Em texto para a revista Contracampo, Luiz Carlos Oliveira Jr. Faz um questionamento que ele atribuí ao já citado Godard: “o cinema, ao não filmar os campos de concentração e extermínio no momento mesmo em que eram construídos, teria cometido um erro imperdoável?” (OLIVEIRA JR, s/d). Esta lacuna que surge na representação moderna, em que o cinema apresenta-se como frente absoluta no registro do real, poderia ter aberto espaço para as representações equivocadas deste que talvez seja o trágico mais lembrado na sétima arte. O cinema não viu o início dos campos, mas viu o que deles resultou (esta lacuna poderia fazer com que este fato parecesse irreal, uma fantasia do cinema?). Surge neste momento a necessidade de se fazer uma representação justa. “Em Noite e Neblina, Resnais inaugura esta justeza do olhar, esse reconhecimento de que o cinema chegou depois” (idem).

A câmera de Resnais passeia pelos campos de concentração. O travelling executado sobre os trilhos do trem que outrora trazia ao campo prisioneiros, agora é um eco dos fantasmas daqueles que não podemos esquecer. E este é o trabalho do cinema. Não é transformar o holocausto num espetáculo, mas fazer-nos lembrar para que ele não se repita.
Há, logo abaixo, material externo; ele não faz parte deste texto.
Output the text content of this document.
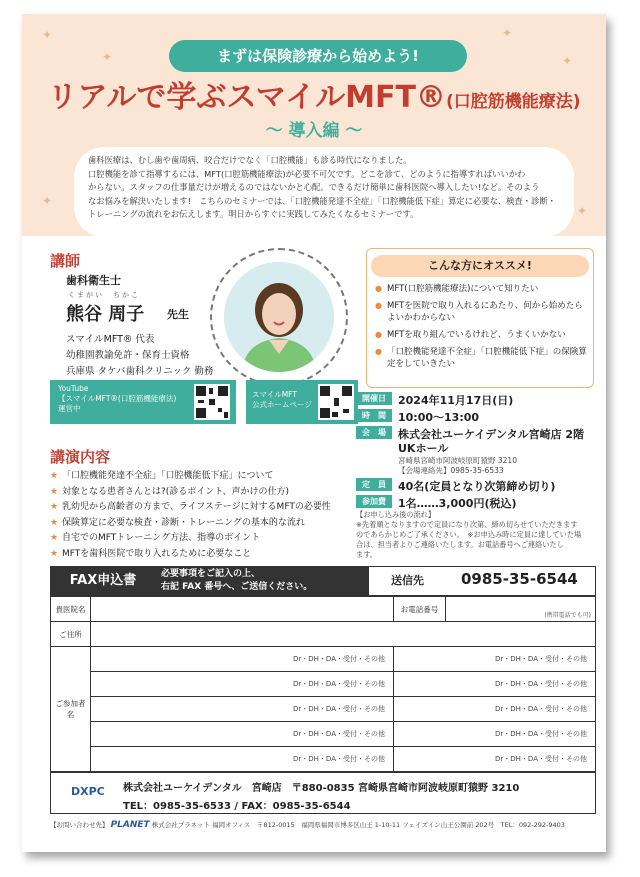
✦
✦
✦
✦
✦
✦
まずは保険診療から始めよう!
リアルで学ぶスマイルMFT®(口腔筋機能療法)
〜 導入編 〜
歯科医療は、むし歯や歯周病、咬合だけでなく「口腔機能」も診る時代になりました。
口腔機能を診て指導するには、MFT(口腔筋機能療法)が必要不可欠です。どこを診て、どのように指導すればいいかわ
からない。スタッフの仕事量だけが増えるのではないかと心配。できるだけ簡単に歯科医院へ導入したい!など。そのよう
なお悩みを解決いたします!　こちらのセミナーでは、「口腔機能発達不全症」「口腔機能低下症」算定に必要な、検査・診断・
トレーニングの流れをお伝えします。明日からすぐに実践してみたくなるセミナーです。
講師
歯科衛生士
くまがい　ちかこ
熊谷 周子 先生
スマイルMFT® 代表
幼稚園教諭免許・保育士資格
兵庫県 タケバ歯科クリニック 勤務
YouTube
【スマイルMFT®(口腔筋機能療法)
運営中
スマイルMFT
公式ホームページ
こんな方にオススメ!
● MFT(口腔筋機能療法)について知りたい
● MFTを医院で取り入れるにあたり、何から始めたらよいかわからない
● MFTを取り組んでいるけれど、うまくいかない
● 「口腔機能発達不全症」「口腔機能低下症」の保険算定をしていきたい
開催日	2024年11月17日(日)
時　間	10:00〜13:00
会　場	株式会社ユーケイデンタル宮崎店 2階
UKホール
宮崎県宮崎市阿波岐原町猿野 3210
【会場連絡先】0985-35-6533
定　員	40名(定員となり次第締め切り)
参加費	1名……3,000円(税込)
【お申し込み後の流れ】
※先着順となりますので定員になり次第、締め切らせていただきます
のであらかじめご了承ください。　※お申込み時に定員に達していた場
合は、担当者よりご連絡いたします。お電話番号へご連絡いたし
ます。
講演内容
★ 「口腔機能発達不全症」「口腔機能低下症」について
★ 対象となる患者さんとは?(診るポイント、声かけの仕方)
★ 乳幼児から高齢者の方まで、ライフステージに対するMFTの必要性
★ 保険算定に必要な検査・診断・トレーニングの基本的な流れ
★ 自宅でのMFTトレーニング方法、指導のポイント
★ MFTを歯科医院で取り入れるために必要なこと
FAX申込書	必要事項をご記入の上、
右記 FAX 番号へ、ご送信ください。	送信先 0985-35-6544
貴医院名		お電話番号	(携帯電話でも可)
ご住所			
ご参加者名	Dr・DH・DA・受付・その他	Dr・DH・DA・受付・その他	
	Dr・DH・DA・受付・その他	Dr・DH・DA・受付・その他	
	Dr・DH・DA・受付・その他	Dr・DH・DA・受付・その他	
	Dr・DH・DA・受付・その他	Dr・DH・DA・受付・その他	
	Dr・DH・DA・受付・その他	Dr・DH・DA・受付・その他	
DXPC 株式会社ユーケイデンタル　宮崎店　〒880-0835 宮崎県宮崎市阿波岐原町猿野 3210
TEL：0985-35-6533 / FAX：0985-35-6544
【お問い合わせ先】 PLANET 株式会社プラネット 福岡オフィス　〒812-0015　福岡県福岡市博多区山王 1-10-11 フェイズイン山王公園前 202号　TEL：092-292-9403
Esta câmera que percorre os muros dos prédios agora abandonados, pede para que eles não se percam no caminho da história. “A principal característica da exterminação nazista dos judeus na Segunda Guerra foi sua invisibilidade, sua obscura e historicamente mal explicada invisibilidade” (idem). Esta invisibilidade que agora, por meio daquele canal que uma vez se cegara e não fora capaz de enxergar o que acontecia, tenta se redimir e apresentar para o mundo que aquilo, um dia, realmente aconteceu.

Noite e neblina apresenta-se, assim, como um documentário de curta-metragem que une as imagens de arquivo às imagens atuais e em cores dos campos de concentração (atuais do seu ano de produção, 1955). Por meio da montagem que liga o presenta ao passado, mostrando ao mesmo tempo sua união e sua distância cruel, Resnais monta um discurso visual para dizer-nos que não podemos voltar ao passado, mas também não podemos esquecê-lo. As paisagens que hoje apresentam flores, outrora foram palco de um espetáculo tenebroso. Resnais liga também aquilo que é mostrado à voz de Jean Cayrol, escritor sobrevivente do holocausto, que nos narra um texto que não se prende por meio de metáforas e que diz:

Mesmo uma paisagem tranquila, mesmo uma pradaria com voo de corvos, messes e jogos de ervas, mesmo uma estrada onde passam carros, camponeses, casais, mesmo uma aldeia para férias com um campanário, podem levar simplesmente a um campo de concentração. (RESNAIS, 1955).

O TRAVELLING DE KAPÒ

O famoso travelling de Kapò parece muito simples quando visto na tela, de um ponto de vista prático. Mas na época em que fora feito, 1959, dependia de enorme maquinário para que fosse possível mover a câmera pelo cenário até o enquadramento desejado. Esta simplicidade que aparenta para um espectador do século XXI se dá pelo seu contato com câmeras pequenas, portáteis. A construção de um travelling, na época da produção do citado filme, se fazia difícil e dispendiosa. Necessitava-se que o cineasta, para fabricar este movimento, o ter idealizado por um longo tempo e ter a convicção do que estava a fazer com seu filme.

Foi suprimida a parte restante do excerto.